For Venook, the lack of significant side effects may have to do with “not treating enough patients or somehow these cancers are just different”.

In an editorial accompanying the article, Hanna K. Sanoff, Ph. Sanoff, MD, of the Lineberger Comprehensive Cancer Center at the University of North Carolina, called the study “small but convincing”. However, she also clarified that it is still too early to tell whether patients are fully cured. “Very little is known about the length of time needed to determine whether a complete clinical response to dostarlimab equates to cure,” Sanoff said in his paper.

First clinical trials

Diaz conducted a clinical trial in 2017 with 86 people with metastatic cancer originating in various parts of the body, but all had in common a rare genetic mutation (it only affects 4 percent of people with cancer) that prevented cells from repairing the DNA damage caused by the disease.

Sascha Roth

Patients in that Merck-funded trial took a checkpoint inhibitor, pembrolizumab, for two years. This time, the outcome was good, with almost half of the patients who were able to live longer having their tumours shrink or stabilise disease progression. In 10 percent of cases, the tumours disappeared.

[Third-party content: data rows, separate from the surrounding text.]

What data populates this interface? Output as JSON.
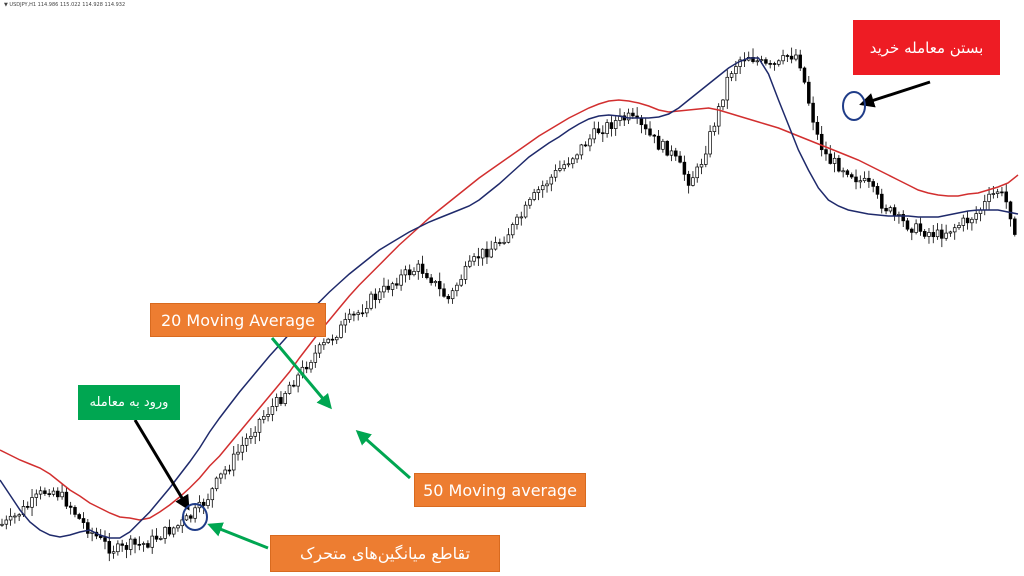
{
  "header": {
    "ticker_text": "▼ USDJPY,H1  114.986  115.022  114.928  114.932"
  },
  "annotations": {
    "ma20_label": "20 Moving Average",
    "ma50_label": "50 Moving average",
    "crossover_label": "تقاطع میانگین‌های متحرک",
    "entry_label": "ورود به معامله",
    "exit_label": "بستن معامله خرید"
  },
  "colors": {
    "ma20": "#1f2a6b",
    "ma50": "#d22f2f",
    "candle": "#000000",
    "callout_orange": "#ed7d31",
    "callout_green": "#00a651",
    "callout_red": "#ee1c24",
    "arrow_green": "#00a651",
    "arrow_black": "#000000",
    "circle": "#1f3c88"
  },
  "chart_data": {
    "type": "line",
    "symbol": "USDJPY",
    "timeframe": "H1",
    "grid": false,
    "xlabel": "",
    "ylabel": "",
    "x": [
      0,
      10,
      20,
      30,
      40,
      50,
      60,
      70,
      80,
      90,
      100,
      110,
      120,
      130,
      140,
      150,
      160,
      170,
      180,
      190,
      200,
      210,
      220,
      230,
      240,
      250,
      260,
      270,
      280,
      290,
      300,
      310,
      320,
      330,
      340,
      350,
      360,
      370,
      380,
      390,
      400,
      410,
      420,
      430,
      440,
      450,
      460,
      470,
      480,
      490,
      500,
      510,
      520,
      530,
      540,
      550,
      560,
      570,
      580,
      590,
      600,
      610,
      620,
      630,
      640,
      650,
      660,
      670,
      680,
      690,
      700,
      710,
      720,
      730,
      740,
      750,
      760,
      770,
      780,
      790,
      800,
      810,
      820,
      830,
      840,
      850,
      860,
      870,
      880,
      890,
      900,
      910,
      920,
      930,
      940,
      950,
      960,
      970,
      980,
      990,
      1000,
      1010,
      1020
    ],
    "series": [
      {
        "key": "close",
        "values": [
          525,
          522,
          512,
          505,
          495,
          488,
          495,
          505,
          520,
          530,
          540,
          548,
          550,
          545,
          545,
          542,
          535,
          530,
          525,
          518,
          508,
          495,
          478,
          465,
          450,
          435,
          420,
          410,
          400,
          385,
          375,
          360,
          350,
          340,
          330,
          320,
          312,
          300,
          295,
          285,
          278,
          272,
          268,
          275,
          290,
          300,
          280,
          268,
          255,
          250,
          242,
          232,
          220,
          205,
          190,
          180,
          170,
          160,
          150,
          140,
          130,
          125,
          120,
          118,
          125,
          135,
          145,
          150,
          165,
          180,
          170,
          140,
          110,
          75,
          60,
          55,
          62,
          68,
          65,
          55,
          55,
          100,
          140,
          160,
          165,
          170,
          180,
          185,
          200,
          210,
          220,
          225,
          230,
          232,
          235,
          230,
          225,
          220,
          212,
          200,
          190,
          205,
          240
        ]
      },
      {
        "key": "ma20",
        "values": [
          480,
          495,
          510,
          522,
          530,
          535,
          537,
          535,
          532,
          530,
          535,
          538,
          538,
          532,
          522,
          512,
          500,
          488,
          475,
          462,
          448,
          432,
          418,
          405,
          392,
          380,
          368,
          356,
          345,
          334,
          322,
          312,
          302,
          292,
          283,
          274,
          266,
          258,
          250,
          244,
          238,
          232,
          227,
          222,
          218,
          214,
          210,
          206,
          200,
          192,
          184,
          175,
          166,
          157,
          150,
          143,
          137,
          130,
          124,
          119,
          116,
          115,
          116,
          118,
          118,
          118,
          117,
          114,
          108,
          100,
          92,
          84,
          76,
          68,
          62,
          58,
          58,
          74,
          100,
          125,
          150,
          170,
          188,
          200,
          206,
          210,
          212,
          214,
          215,
          216,
          216,
          216,
          217,
          217,
          217,
          215,
          213,
          211,
          210,
          210,
          210,
          212,
          214
        ]
      },
      {
        "key": "ma50",
        "values": [
          450,
          455,
          460,
          464,
          468,
          474,
          482,
          490,
          496,
          503,
          508,
          513,
          517,
          518,
          520,
          518,
          512,
          505,
          497,
          488,
          478,
          466,
          456,
          444,
          432,
          420,
          408,
          396,
          384,
          372,
          358,
          345,
          332,
          320,
          308,
          296,
          285,
          275,
          265,
          255,
          245,
          236,
          227,
          218,
          210,
          202,
          194,
          186,
          178,
          171,
          164,
          157,
          150,
          143,
          136,
          130,
          124,
          118,
          113,
          108,
          104,
          101,
          100,
          101,
          103,
          106,
          110,
          112,
          111,
          110,
          109,
          108,
          110,
          113,
          116,
          119,
          122,
          125,
          128,
          132,
          136,
          140,
          144,
          148,
          152,
          156,
          160,
          165,
          170,
          175,
          180,
          185,
          190,
          193,
          195,
          196,
          196,
          194,
          193,
          190,
          187,
          183,
          175
        ]
      }
    ]
  }
}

Given these results, both Cercek and Diaz wondered what would happen if the drug was used before the cancer spread, and decided to launch a clinical trial in patients with colon cancer that may have spread to the lymph nodes but did not spread to other organs. Cercek knew that chemotherapy was not helping patients with the same mutations as those in the 2017 trial. In fact, instead of shrinking during treatment, their rectal tumours grew.

So Cercek and Diaz thought immunotherapy with a checkpoint inhibitor might allow these patients to avoid chemotherapy, radiation and surgery. Now all that remained was to find a pharmaceutical company willing to invest in the study because they all thought their approach was too risky. Treating people who could be cured by traditional methods. If things went well, there would be no problem, but there was a risk that the drug would not work and the tumours would grow and spread to the point where they could no longer be treated.

Eventually, a small biotech company, Tesaro, agreed to sponsor the study. Soon after, GlaxoSmithKline bought Tesaro and the study went ahead. The first patient was 38-year-old Sascha Roth. In 2019, he was doing well but noticed some rectal bleeding. And he decided to have tests that would eventually determine he had cancer.

The call that saved her life

The standard procedure was to undergo one or more cycles of chemotherapy, which he was scheduled to undergo at Georgetown University, but a friend told him to see Dr. Philip Paty at Memorial Sloan Kettering before he started. Paty confirmed that his cancer had the mutation that made chemotherapy unlikely to work. He was also the perfect candidate to participate in the trial. His friend saved his life.

Roth was aware that the clinical trial was unlikely to cure her, so she made plans to move to New York to receive the cycles of radiotherapy, chemotherapy and where she would likely have to undergo surgery to have the tumour removed. She also planned to undergo ovarian transposition surgery, which involves moving the ovaries to another area of the body, in this case under the ribs, so that the radiation would not affect them and she would be able to have children in the future.

After the six months of treatment, he went to Dr. Cercek’s office: “We have studied your tests and there is no cancer. Two years have passed since the trial and there is still no trace of the disease.

Now, Sanoff’s team is preparing a larger study to learn more about how the drug works: “What I would really like to do is to do a larger trial where this drug is used in a much more diverse setting to understand what the actual response rate will be in all cases. At the moment we cannot say that the effectiveness is 100 percent because we have to see the response rate in all cases. If it also works, that is when we will be able to say 100 per cent success,” he said.